Article: My doctor strenghtens me
After my surgery last month, I realized how much my doctors mean to me. Dr. Lekovic and Dr. Schwartz successfully removed my brain’s Trigone Meningioma. But it took me 24 hours to wake up in the ICU. Even then, I experienced seizures during the five days I spent in the ICU. When I say seizure, it was not epileptic seizures and I wasn’t convulsing. But I did experience hallucinations and I was delusional.
I was confused. When they did not let me get down from bed, cuffed each of my hands to the bed, and did not let me drink or eat, I forgot that I had surgery and thought the nurses were plotting against me. I knew that I was somewhere in the hospital but the place looked unfamiliar, I thought I heard the nurses speak to me and behind me, trying to console me (which can’t be true since I am profoundly deaf). Thinking that I was in captivity, I tried to escape by tugging against my hand restraints, pulling out the IV needle from the back of my hand several times till my gown was drenched with blood, removing the strap which took my blood pressure automatically, and wanting to remove my catheter too so that I could run for safety. One time, I managed to get down when the nurse was unaware but as if I forgot to use my legs, I fell headfirst against some machenical device. I quickly climbed back into bed before anyone noticed. That’s when I understood why they did not let me get down.
In a state of confusion throughout that five days, I did not know if the things I heard, felt or saw were in reality. I have fractions of memories from my ICU stay but which were real and which were hallucinations?
In one of those recollections, I remember Dr. Lekovic standing by my ICU bed. He held my left hand and brushed the back of my hand against his cheek, turning it this way and that. I remember the look I thought I saw on his face. Dr. Lekovic was filled with emotions.
Did that happen when I first regained consciousness in the ICU and was Dr. Lekovic expressing his gladness? A week later when Dr. Warfern visited, she said that they were all very worried when I didn’t wake up.
Although I wasn’t fully conscious when Dr. Lekovic visited, but I felt his touch, the emotions he conveyed and I remembered him throughout my stay in the ICU.
In my confusion during the seizure, I felt victimized and afraid for my safety. At one point, I remembered my doctors and thought that if they knew I was in trouble they wouldn’t leave me alone. Then I cried.
So happened mom was visiting at that instant and seeing me cry, she thought I wanted to go back to Seton Hall with her. Actually, I just missed my doctors.
I believe the impressions Dr. Lekovic left when he visited helped me pull through. Although I did not understand what was happening to me, but I knew that I was in trouble and needed to get out of it. But the thought of my doctors comforted me and I would stop tugging at my restraints or trying to remove them, to be a ’good patient’.
Over the past two days, I considered removing my brachial plexus tumors somewhere else where it can be done at a lower cost. When Tiam Loong visited and we packed some t-shirts together, I remembered all the people who sacrificed and went out of their ways so that I can get treated at HEI. But we need to raise between RM100k to RM200k for every surgery. Many of the people who helped do not have much themselves but they sacrificed for my sake and this makes me feel bad.

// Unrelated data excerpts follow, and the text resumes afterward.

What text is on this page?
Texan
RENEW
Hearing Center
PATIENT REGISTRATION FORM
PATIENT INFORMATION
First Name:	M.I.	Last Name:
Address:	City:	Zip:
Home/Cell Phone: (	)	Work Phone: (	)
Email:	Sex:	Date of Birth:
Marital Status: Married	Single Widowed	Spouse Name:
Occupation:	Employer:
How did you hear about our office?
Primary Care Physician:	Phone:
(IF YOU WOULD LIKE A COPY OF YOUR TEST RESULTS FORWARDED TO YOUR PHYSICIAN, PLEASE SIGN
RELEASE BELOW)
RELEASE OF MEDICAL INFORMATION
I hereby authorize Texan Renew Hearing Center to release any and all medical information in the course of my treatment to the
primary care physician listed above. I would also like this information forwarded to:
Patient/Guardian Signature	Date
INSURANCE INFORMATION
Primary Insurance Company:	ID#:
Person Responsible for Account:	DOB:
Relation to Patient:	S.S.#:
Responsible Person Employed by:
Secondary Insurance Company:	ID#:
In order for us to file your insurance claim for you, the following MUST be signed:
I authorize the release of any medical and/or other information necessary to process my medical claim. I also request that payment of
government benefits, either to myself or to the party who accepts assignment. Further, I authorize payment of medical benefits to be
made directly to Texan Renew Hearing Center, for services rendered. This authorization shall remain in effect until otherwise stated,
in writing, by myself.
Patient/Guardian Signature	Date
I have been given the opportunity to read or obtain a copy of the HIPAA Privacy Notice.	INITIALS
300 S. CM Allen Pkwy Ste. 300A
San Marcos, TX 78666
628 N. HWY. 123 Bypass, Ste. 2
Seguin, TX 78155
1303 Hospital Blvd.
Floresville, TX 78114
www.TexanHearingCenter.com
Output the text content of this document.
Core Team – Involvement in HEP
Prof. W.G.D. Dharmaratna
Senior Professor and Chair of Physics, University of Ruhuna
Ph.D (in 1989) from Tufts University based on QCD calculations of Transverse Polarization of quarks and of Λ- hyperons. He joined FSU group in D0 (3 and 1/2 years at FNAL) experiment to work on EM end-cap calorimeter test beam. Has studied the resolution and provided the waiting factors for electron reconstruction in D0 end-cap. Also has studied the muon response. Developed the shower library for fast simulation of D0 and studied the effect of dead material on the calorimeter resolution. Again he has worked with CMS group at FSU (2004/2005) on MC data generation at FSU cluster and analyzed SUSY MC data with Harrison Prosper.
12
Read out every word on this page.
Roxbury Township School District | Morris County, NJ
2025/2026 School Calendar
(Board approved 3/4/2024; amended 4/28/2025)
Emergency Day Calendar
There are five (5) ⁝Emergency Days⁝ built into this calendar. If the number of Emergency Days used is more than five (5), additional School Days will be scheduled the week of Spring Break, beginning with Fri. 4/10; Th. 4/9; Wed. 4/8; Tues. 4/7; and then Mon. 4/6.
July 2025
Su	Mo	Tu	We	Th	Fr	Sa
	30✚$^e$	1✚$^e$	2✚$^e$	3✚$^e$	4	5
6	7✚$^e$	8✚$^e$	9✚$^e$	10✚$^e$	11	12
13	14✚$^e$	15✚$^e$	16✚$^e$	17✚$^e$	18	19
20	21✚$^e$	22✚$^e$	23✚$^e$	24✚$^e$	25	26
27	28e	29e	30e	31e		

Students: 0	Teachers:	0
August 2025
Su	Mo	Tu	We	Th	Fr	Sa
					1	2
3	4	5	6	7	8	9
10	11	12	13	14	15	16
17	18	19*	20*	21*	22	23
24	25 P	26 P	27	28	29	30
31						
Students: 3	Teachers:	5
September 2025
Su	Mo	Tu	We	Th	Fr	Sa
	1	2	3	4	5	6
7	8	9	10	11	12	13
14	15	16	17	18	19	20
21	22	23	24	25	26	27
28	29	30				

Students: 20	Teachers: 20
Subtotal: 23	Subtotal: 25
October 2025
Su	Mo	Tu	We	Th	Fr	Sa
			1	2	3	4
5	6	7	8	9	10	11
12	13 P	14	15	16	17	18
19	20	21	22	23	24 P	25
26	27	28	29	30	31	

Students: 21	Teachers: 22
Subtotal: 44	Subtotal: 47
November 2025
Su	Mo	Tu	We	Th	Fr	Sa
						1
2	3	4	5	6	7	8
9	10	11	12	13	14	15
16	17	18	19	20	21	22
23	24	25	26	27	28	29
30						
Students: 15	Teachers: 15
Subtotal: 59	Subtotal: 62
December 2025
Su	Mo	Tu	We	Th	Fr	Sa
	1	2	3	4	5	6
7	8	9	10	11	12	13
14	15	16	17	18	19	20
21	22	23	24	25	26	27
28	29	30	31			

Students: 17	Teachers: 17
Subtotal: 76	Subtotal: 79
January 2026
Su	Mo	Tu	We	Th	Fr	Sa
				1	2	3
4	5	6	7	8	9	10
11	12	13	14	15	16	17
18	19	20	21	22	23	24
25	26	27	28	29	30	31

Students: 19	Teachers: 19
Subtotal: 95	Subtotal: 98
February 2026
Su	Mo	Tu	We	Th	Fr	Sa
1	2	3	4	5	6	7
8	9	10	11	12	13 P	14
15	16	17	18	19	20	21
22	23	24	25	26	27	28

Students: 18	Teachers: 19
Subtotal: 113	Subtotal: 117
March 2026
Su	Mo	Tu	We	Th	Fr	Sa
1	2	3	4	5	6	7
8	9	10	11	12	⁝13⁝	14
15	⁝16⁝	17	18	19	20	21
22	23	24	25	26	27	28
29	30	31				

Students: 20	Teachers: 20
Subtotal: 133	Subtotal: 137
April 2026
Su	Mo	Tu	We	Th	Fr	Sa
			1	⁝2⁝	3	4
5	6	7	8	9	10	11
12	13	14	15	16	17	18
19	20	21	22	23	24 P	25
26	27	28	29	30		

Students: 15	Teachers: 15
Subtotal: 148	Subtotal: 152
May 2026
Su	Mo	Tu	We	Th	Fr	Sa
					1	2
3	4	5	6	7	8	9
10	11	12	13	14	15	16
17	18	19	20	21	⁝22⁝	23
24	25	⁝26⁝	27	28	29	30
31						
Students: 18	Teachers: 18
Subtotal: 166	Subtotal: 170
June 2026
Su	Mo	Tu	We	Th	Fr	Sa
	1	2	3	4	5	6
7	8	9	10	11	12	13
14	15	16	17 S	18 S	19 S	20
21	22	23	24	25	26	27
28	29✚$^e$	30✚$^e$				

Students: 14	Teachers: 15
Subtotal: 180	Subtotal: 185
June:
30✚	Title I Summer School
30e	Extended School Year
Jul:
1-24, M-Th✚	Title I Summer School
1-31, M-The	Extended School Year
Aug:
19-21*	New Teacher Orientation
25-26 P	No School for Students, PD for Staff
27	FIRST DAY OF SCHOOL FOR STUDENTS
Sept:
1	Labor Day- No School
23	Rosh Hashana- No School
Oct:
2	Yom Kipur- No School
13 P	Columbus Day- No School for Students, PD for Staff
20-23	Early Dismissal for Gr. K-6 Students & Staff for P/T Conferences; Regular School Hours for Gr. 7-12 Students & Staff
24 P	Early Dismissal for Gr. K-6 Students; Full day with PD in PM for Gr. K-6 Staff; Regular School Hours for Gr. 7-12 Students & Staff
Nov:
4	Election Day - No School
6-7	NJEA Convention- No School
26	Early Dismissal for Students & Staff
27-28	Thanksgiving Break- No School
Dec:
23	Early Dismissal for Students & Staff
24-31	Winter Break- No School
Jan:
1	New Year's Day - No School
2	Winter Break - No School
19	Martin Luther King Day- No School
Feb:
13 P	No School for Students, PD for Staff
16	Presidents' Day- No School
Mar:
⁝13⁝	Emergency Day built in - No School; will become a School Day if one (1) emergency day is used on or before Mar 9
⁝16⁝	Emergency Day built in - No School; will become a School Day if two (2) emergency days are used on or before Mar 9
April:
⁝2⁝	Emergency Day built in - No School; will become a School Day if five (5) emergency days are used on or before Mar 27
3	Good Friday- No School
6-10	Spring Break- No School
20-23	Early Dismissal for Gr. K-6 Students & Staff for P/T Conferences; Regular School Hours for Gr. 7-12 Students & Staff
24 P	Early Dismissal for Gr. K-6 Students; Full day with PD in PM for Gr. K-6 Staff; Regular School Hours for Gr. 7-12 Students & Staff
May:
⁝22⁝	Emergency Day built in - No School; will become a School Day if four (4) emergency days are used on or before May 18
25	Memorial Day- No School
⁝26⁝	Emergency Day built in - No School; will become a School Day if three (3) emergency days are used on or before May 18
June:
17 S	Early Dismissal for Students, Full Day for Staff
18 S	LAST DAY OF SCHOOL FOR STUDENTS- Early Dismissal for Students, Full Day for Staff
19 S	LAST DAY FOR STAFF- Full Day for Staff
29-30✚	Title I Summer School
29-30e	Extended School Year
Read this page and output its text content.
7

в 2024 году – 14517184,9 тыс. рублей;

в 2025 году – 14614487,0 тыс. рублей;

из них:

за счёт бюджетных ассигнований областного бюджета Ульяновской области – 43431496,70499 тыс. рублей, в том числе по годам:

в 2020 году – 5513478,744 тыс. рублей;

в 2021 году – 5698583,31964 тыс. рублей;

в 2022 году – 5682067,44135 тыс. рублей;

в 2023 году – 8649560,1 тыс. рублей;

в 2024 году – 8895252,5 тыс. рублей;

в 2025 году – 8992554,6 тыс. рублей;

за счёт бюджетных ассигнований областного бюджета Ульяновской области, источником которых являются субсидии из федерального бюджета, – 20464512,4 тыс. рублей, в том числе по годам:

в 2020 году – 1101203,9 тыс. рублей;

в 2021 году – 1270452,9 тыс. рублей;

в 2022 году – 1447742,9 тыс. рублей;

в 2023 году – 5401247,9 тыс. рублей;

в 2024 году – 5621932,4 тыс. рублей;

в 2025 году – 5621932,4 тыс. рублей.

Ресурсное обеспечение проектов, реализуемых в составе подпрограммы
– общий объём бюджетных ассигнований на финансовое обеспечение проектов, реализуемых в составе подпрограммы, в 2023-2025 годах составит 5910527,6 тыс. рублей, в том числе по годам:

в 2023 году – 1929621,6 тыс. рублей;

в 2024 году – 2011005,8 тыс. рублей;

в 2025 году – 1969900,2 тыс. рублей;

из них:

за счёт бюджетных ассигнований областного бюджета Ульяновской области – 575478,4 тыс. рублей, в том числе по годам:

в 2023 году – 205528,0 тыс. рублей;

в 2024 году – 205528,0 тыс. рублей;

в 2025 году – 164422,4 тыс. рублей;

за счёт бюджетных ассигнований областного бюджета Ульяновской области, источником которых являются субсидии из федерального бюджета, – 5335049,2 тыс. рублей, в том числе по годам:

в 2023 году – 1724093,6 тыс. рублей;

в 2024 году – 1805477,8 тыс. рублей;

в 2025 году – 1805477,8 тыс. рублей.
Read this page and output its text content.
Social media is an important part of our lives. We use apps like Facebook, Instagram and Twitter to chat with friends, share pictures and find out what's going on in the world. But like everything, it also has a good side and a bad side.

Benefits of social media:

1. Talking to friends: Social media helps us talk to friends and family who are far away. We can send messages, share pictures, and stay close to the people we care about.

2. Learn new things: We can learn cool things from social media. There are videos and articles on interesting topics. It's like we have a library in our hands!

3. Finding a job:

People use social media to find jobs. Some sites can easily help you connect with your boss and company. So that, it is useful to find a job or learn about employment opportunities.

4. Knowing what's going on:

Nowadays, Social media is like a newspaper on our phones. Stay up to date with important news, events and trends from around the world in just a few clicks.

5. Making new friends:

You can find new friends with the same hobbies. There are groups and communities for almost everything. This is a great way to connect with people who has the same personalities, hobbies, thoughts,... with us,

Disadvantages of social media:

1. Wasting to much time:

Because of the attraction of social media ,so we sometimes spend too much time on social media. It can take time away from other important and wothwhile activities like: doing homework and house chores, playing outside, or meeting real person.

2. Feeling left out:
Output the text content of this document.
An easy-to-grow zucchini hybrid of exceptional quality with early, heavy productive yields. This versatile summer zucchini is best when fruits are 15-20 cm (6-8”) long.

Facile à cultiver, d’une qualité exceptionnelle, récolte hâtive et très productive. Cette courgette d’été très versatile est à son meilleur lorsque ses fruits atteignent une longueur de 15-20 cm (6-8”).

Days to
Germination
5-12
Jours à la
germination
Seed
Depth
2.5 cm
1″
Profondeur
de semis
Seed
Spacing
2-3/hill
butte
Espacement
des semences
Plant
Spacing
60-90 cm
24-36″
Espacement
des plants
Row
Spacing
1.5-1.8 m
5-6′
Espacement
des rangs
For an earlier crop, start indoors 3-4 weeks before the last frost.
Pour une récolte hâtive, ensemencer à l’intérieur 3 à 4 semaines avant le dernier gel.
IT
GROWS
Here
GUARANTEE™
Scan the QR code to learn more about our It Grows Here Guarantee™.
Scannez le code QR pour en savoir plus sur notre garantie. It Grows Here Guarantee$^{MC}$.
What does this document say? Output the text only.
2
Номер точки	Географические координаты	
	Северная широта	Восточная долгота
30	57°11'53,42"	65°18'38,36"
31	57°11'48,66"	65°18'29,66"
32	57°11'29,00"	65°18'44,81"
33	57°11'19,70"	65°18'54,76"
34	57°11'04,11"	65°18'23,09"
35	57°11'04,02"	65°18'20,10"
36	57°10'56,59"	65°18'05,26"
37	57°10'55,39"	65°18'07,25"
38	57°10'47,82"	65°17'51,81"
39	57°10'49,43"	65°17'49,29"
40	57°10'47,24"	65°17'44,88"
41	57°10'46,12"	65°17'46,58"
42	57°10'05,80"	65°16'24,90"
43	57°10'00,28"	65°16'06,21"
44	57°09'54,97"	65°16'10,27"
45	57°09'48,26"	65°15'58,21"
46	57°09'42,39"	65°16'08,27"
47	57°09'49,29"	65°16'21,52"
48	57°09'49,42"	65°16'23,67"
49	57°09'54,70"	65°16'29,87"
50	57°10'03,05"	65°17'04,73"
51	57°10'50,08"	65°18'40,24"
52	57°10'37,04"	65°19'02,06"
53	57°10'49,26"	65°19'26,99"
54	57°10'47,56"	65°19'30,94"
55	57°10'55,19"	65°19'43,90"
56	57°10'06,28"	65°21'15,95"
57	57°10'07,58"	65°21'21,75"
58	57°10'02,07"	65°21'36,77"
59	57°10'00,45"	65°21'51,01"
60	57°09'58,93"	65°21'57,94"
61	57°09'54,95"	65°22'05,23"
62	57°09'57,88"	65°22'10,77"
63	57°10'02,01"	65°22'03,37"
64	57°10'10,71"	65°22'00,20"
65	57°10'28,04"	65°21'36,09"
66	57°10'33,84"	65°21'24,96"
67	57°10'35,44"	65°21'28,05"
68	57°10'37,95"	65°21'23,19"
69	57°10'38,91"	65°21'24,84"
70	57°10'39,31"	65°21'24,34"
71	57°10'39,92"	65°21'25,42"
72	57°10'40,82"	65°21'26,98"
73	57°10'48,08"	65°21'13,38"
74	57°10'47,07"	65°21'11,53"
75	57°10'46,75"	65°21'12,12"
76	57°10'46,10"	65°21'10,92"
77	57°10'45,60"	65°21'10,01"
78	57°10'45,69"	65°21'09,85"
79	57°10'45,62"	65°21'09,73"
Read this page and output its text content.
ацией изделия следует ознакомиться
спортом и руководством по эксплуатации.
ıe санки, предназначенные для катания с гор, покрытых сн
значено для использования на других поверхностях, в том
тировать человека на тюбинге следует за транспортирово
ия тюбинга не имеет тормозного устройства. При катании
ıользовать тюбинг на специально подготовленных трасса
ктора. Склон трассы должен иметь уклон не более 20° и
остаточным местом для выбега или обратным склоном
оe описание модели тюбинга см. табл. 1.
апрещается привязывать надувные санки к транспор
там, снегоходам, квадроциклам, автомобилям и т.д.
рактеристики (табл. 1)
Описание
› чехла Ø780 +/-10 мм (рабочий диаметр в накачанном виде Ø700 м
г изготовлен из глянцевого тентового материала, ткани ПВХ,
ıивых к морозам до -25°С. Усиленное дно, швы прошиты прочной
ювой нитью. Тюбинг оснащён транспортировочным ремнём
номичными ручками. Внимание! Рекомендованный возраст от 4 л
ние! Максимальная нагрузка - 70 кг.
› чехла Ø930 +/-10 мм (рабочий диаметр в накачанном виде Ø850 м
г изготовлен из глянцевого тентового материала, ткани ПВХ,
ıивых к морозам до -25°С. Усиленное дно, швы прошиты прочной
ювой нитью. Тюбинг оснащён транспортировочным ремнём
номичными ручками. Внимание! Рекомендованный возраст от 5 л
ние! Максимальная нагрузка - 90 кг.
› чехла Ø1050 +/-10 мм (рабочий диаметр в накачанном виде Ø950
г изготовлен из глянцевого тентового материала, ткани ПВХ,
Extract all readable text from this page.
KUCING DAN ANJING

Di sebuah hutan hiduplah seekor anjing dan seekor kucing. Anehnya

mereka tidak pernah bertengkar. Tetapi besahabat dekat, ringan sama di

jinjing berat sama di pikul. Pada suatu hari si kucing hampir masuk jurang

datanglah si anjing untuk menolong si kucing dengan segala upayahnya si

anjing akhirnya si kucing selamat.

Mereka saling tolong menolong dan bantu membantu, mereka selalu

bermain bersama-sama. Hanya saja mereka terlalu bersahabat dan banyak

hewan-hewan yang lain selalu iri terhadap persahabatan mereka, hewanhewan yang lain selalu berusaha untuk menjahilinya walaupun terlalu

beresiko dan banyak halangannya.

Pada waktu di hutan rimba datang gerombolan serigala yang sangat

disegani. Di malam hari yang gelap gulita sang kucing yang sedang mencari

This morning as I laid thinking about the pros and cons of switching dctors, I suddenly remember the ICU experience I described above. Tears formed.
If I go somewhere else, I would be departing from the people who strengthens me.
But still, do I want those around me to keep working so hard for my sake? Someday, we’ll find a solution which allows me to remain under the care of my surgeons without troubling people so much.